Двадцать три струны о чём скорбят? Ты не медли, муж, на переправе.
Змей безумный бьёт хвостом в шипах — крошит вёсла, разрывает парус.
Рухнут камни волей божества, мчится белый конь средь пыли красной —
Плетью яшмовой его погнав, муж вдали мгновенно исчезает.
Лунбо — в китайской мифологии страна великанов, родственников драконов, жители которой назывались так же. В наказание за проступок Небесный владыка сделал страну Лунбо маленькой, а её жителей — низкорослыми.
Строка «Двадцать три струны о чём скорбят?» (эр ши сань сянь хэ тай ай) содержит в себе прозвище и имя главного героя — «Двадцать три струны» Хэ Тайай. «Тайай» — дословно «слишком скорбный», «слишком печальный», «слишком сострадательный».
** Налань Синдэ (дин. Цин) «Подражая древним, отправляю прощальное письмо другу» (на мелодию «Муланьхуа»)
Если всё в этой жизни — как прежде, как в первую встречу,
Что же вышитый веер страшится осеннего ветра?

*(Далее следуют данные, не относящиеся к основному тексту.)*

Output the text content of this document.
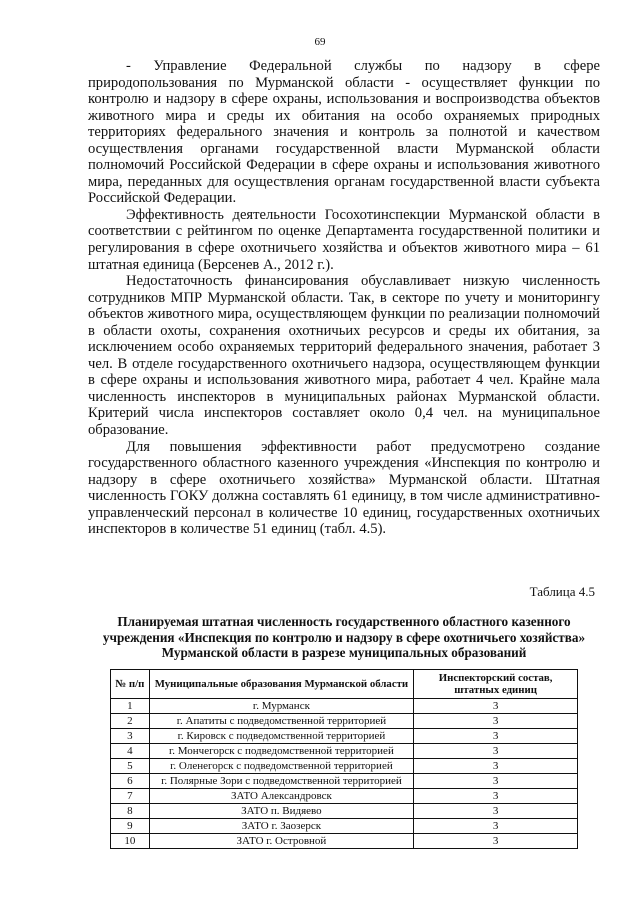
69

- Управление Федеральной службы по надзору в сфере природопользования по Мурманской области - осуществляет функции по контролю и надзору в сфере охраны, использования и воспроизводства объектов животного мира и среды их обитания на особо охраняемых природных территориях федерального значения и контроль за полнотой и качеством осуществления органами государственной власти Мурманской области полномочий Российской Федерации в сфере охраны и использования животного мира, переданных для осуществления органам государственной власти субъекта Российской Федерации.

Эффективность деятельности Госохотинспекции Мурманской области в соответствии с рейтингом по оценке Департамента государственной политики и регулирования в сфере охотничьего хозяйства и объектов животного мира – 61 штатная единица (Берсенев А., 2012 г.).

Недостаточность финансирования обуславливает низкую численность сотрудников МПР Мурманской области. Так, в секторе по учету и мониторингу объектов животного мира, осуществляющем функции по реализации полномочий в области охоты, сохранения охотничьих ресурсов и среды их обитания, за исключением особо охраняемых территорий федерального значения, работает 3 чел. В отделе государственного охотничьего надзора, осуществляющем функции в сфере охраны и использования животного мира, работает 4 чел. Крайне мала численность инспекторов в муниципальных районах Мурманской области. Критерий числа инспекторов составляет около 0,4 чел. на муниципальное образование.

Для повышения эффективности работ предусмотрено создание государственного областного казенного учреждения «Инспекция по контролю и надзору в сфере охотничьего хозяйства» Мурманской области. Штатная численность ГОКУ должна составлять 61 единицу, в том числе административно-управленческий персонал в количестве 10 единиц, государственных охотничьих инспекторов в количестве 51 единиц (табл. 4.5).

Таблица 4.5
Планируемая штатная численность государственного областного казенного учреждения «Инспекция по контролю и надзору в сфере охотничьего хозяйства» Мурманской области в разрезе муниципальных образований
№ п/п	Муниципальные образования Мурманской области	Инспекторский состав, штатных единиц
1	г. Мурманск	3
2	г. Апатиты с подведомственной территорией	3
3	г. Кировск с подведомственной территорией	3
4	г. Мончегорск с подведомственной территорией	3
5	г. Оленегорск с подведомственной территорией	3
6	г. Полярные Зори с подведомственной территорией	3
7	ЗАТО Александровск	3
8	ЗАТО п. Видяево	3
9	ЗАТО г. Заозерск	3
10	ЗАТО г. Островной	3
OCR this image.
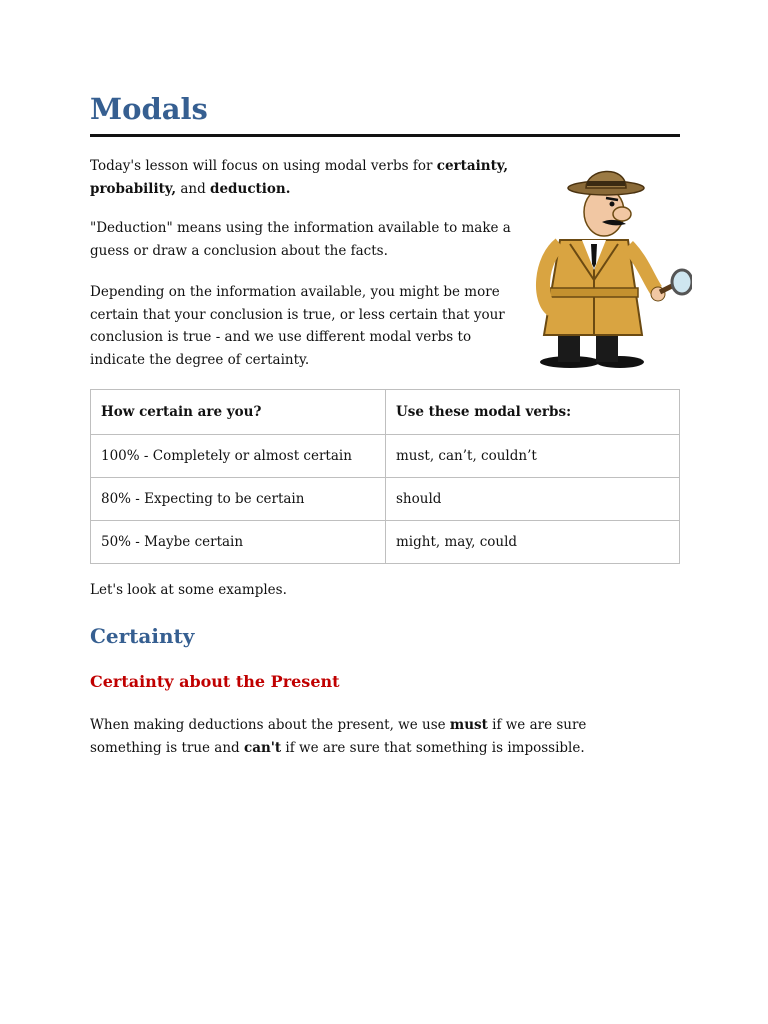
Modals

Today's lesson will focus on using modal verbs for certainty,
probability, and deduction.

"Deduction" means using the information available to make a guess or draw a conclusion about the facts.

Depending on the information available, you might be more certain that your conclusion is true, or less certain that your conclusion is true - and we use different modal verbs to indicate the degree of certainty.

How certain are you?	Use these modal verbs:
100% - Completely or almost certain	must, can’t, couldn’t
80% - Expecting to be certain	should
50% - Maybe certain	might, may, could

Let's look at some examples.

Certainty
Certainty about the Present

When making deductions about the present, we use must if we are sure something is true and can't if we are sure that something is impossible.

Переменчиво время, а люди — казалось бы, те же,
Но меняются чувства, легко исчезают из сердца.
На Лишани звучали обеты под звёздами в полночь —
Ныне горестно плачут дожди и звенят колокольцы...
Как несчастна судьба господина в одеждах парчовых,
Что желал, словно птицы, летать неразлучной четою.
(1) Чанпао — длинный мужской халат.
(2) Имя главного героя 太哀 (Тайай) созвучно слову 太矮 (тай-ай, слишком низкий). Его фамилия 何 (Хэ) переводится также как «почему?»
(3) Тао Чжугун — прозвание Фань Ли, знаменитого богача времён Чуньцю, которое стало нарицательным для богачей.
(4) Цзинь — мера веса, во времена династии Сун — 633г.